As 41,000 devout Catholics crowd the new Washington Nationals Stadium this morning for a Holy Mass led by Pope Benedict XVI, animal protection is not likely to be on their minds.  Amid the great questions of war, justice, and life, animals might also appear a humble concern for the leader of the world’s 1.2 billion Catholics. But the Pope himself has suggested that the issue of animal protection is far from irrelevant to the Catholic faith.

When a German journalist put the issue to the then Cardinal Ratzinger in 2002, he received a surprising answer. The Pontiff-to-be called the issue "very serious," detailing his theological belief that animals are God’s creatures, deserving of merciful treatment by man.    

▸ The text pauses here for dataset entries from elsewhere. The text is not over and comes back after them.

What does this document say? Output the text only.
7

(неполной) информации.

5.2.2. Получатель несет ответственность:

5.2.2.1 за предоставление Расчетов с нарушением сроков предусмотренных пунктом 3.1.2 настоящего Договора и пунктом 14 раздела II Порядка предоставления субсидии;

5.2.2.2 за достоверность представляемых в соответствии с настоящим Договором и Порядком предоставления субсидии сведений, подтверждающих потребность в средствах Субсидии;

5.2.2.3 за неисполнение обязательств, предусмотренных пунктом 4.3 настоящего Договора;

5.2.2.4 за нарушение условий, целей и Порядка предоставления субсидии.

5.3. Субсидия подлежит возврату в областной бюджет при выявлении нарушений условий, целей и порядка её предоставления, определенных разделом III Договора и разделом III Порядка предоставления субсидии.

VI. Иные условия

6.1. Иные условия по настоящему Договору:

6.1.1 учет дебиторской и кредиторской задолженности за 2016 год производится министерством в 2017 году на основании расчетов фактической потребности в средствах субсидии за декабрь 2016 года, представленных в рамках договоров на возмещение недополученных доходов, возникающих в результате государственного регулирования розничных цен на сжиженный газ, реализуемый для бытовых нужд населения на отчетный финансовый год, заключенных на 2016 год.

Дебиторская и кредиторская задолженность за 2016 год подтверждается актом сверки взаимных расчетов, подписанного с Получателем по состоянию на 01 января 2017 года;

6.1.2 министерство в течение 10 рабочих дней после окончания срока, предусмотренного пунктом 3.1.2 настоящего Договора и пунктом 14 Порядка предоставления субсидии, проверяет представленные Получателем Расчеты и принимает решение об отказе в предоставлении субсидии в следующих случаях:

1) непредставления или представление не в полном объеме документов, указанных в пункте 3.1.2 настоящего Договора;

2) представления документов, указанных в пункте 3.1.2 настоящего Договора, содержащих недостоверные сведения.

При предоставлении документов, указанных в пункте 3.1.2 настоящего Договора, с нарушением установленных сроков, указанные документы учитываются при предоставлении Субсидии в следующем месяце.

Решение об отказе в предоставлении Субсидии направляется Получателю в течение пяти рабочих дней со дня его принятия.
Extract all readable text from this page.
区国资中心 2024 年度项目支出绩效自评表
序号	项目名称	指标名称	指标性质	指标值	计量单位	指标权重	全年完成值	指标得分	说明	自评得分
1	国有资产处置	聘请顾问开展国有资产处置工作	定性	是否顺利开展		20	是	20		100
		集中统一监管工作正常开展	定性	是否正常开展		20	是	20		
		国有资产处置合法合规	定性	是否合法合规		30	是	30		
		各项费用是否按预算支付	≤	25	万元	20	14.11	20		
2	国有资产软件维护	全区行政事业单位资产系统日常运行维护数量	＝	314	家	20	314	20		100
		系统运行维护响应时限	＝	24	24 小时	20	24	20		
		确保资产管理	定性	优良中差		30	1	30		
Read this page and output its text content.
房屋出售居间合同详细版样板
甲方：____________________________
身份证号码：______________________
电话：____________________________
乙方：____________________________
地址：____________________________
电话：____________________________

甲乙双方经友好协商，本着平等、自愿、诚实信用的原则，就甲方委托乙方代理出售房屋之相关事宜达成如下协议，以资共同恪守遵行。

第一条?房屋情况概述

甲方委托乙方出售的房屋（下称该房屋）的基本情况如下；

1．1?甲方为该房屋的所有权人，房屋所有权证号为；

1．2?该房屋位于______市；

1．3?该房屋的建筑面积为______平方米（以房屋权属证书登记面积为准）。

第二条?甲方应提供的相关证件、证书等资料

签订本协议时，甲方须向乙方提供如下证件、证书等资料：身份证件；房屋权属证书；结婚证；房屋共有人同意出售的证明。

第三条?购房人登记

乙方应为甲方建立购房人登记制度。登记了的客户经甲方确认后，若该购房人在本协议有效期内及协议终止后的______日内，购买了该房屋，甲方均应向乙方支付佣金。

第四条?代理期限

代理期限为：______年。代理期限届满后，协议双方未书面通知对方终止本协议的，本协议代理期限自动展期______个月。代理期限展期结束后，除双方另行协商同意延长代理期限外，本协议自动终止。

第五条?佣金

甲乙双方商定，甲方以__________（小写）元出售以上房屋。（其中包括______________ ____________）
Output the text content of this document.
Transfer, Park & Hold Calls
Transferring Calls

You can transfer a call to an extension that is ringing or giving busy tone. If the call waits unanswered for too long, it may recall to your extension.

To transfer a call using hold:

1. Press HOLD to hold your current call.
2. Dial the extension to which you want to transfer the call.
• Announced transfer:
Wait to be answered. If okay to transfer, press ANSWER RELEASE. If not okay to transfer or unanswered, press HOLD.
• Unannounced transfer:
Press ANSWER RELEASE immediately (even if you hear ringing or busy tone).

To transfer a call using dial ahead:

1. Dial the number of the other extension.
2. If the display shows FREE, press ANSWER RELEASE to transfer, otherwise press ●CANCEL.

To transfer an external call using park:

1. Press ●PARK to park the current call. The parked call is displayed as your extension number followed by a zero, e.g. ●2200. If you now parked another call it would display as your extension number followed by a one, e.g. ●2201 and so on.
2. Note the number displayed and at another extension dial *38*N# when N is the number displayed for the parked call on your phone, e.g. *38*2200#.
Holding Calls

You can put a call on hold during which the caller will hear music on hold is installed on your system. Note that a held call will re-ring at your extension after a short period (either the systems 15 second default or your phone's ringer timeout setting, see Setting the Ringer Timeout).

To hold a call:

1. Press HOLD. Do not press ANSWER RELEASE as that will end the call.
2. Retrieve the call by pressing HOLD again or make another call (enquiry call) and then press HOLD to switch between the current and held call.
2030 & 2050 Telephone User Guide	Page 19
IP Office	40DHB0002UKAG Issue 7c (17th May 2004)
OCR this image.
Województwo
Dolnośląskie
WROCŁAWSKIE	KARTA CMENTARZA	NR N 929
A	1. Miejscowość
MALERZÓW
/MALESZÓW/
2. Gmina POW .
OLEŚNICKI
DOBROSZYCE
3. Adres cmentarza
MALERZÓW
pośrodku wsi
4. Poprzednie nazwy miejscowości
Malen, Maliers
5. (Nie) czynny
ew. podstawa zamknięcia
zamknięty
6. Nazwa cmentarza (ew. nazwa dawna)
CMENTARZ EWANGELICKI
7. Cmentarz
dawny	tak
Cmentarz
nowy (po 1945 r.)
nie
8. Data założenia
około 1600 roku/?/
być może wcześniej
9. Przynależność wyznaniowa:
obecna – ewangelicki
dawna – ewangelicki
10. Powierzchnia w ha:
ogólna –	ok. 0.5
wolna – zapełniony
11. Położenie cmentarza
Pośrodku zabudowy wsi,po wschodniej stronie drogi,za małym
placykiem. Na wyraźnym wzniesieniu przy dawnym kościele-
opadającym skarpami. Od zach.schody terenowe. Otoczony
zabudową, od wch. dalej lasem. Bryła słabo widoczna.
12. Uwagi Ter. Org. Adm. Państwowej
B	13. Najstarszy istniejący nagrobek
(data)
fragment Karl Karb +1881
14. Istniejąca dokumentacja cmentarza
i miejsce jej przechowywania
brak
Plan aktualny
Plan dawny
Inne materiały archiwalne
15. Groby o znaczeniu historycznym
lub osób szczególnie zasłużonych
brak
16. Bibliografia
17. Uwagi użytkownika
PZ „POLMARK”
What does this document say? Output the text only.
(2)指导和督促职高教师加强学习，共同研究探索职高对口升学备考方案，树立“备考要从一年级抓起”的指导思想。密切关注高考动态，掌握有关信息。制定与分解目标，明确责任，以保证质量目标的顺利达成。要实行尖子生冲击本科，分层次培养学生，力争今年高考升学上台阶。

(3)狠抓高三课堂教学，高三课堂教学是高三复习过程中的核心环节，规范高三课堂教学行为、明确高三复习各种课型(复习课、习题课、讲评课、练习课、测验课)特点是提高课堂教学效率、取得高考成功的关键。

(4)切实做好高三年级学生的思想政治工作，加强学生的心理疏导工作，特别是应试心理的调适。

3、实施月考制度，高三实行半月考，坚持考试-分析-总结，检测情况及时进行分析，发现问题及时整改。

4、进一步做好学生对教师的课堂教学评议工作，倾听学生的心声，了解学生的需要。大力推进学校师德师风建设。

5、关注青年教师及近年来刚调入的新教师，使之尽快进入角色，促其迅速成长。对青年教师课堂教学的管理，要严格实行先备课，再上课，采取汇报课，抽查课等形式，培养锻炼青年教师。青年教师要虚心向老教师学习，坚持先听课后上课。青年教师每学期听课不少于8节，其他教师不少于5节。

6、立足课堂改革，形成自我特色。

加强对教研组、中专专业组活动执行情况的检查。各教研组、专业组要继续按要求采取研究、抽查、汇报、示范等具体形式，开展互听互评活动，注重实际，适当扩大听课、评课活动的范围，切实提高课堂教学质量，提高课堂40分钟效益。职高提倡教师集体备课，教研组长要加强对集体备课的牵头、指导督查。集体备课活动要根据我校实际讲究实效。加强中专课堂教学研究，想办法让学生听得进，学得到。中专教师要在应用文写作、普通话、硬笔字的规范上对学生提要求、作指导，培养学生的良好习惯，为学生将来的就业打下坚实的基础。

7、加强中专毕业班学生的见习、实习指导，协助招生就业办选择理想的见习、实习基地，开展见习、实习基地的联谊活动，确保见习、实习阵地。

Ratzinger specifically attacked the practice of factory farming, which affects 10 billion animals in America each year. "Certainly, a sort of industrial use of creatures, so that geese are fed in such a way as to produce as large a liver as possible, or hens live so packed together that they become just caricatures of birds, this degrading of living creatures to a commodity seems to me in fact to contradict the relationship of mutuality that comes across in the Bible," he said.   

Yet the average American church is strangely out of tune with the Pope's sentiment.  American preachers seldom mention animal rights, except as evidence of the excesses of secular radicalism. National polls show an inverse correlation between church attendance and support for animal rights.  Churches celebrate the blessing of the animals on the feast day of Saint Francis of Assisi, and then largely ignore animal ethics for the rest of the year. 

This is partly because the animal rights movement has proven so uninviting to Christians. Peter Singer, whose 1975 book "Animal Liberation" began the modern movement, is an outspoken atheist and proponent of euthanasia. And People for the Ethical Treatment of Animals’ traveling trailer featuring a model of a vegetarian Jesus seated at the last supper with notable vegetarian “disciples” Paul McCartney and Cesar Chavez didn’t make a great impression when it pulled up at the Southern Baptist Convention last June.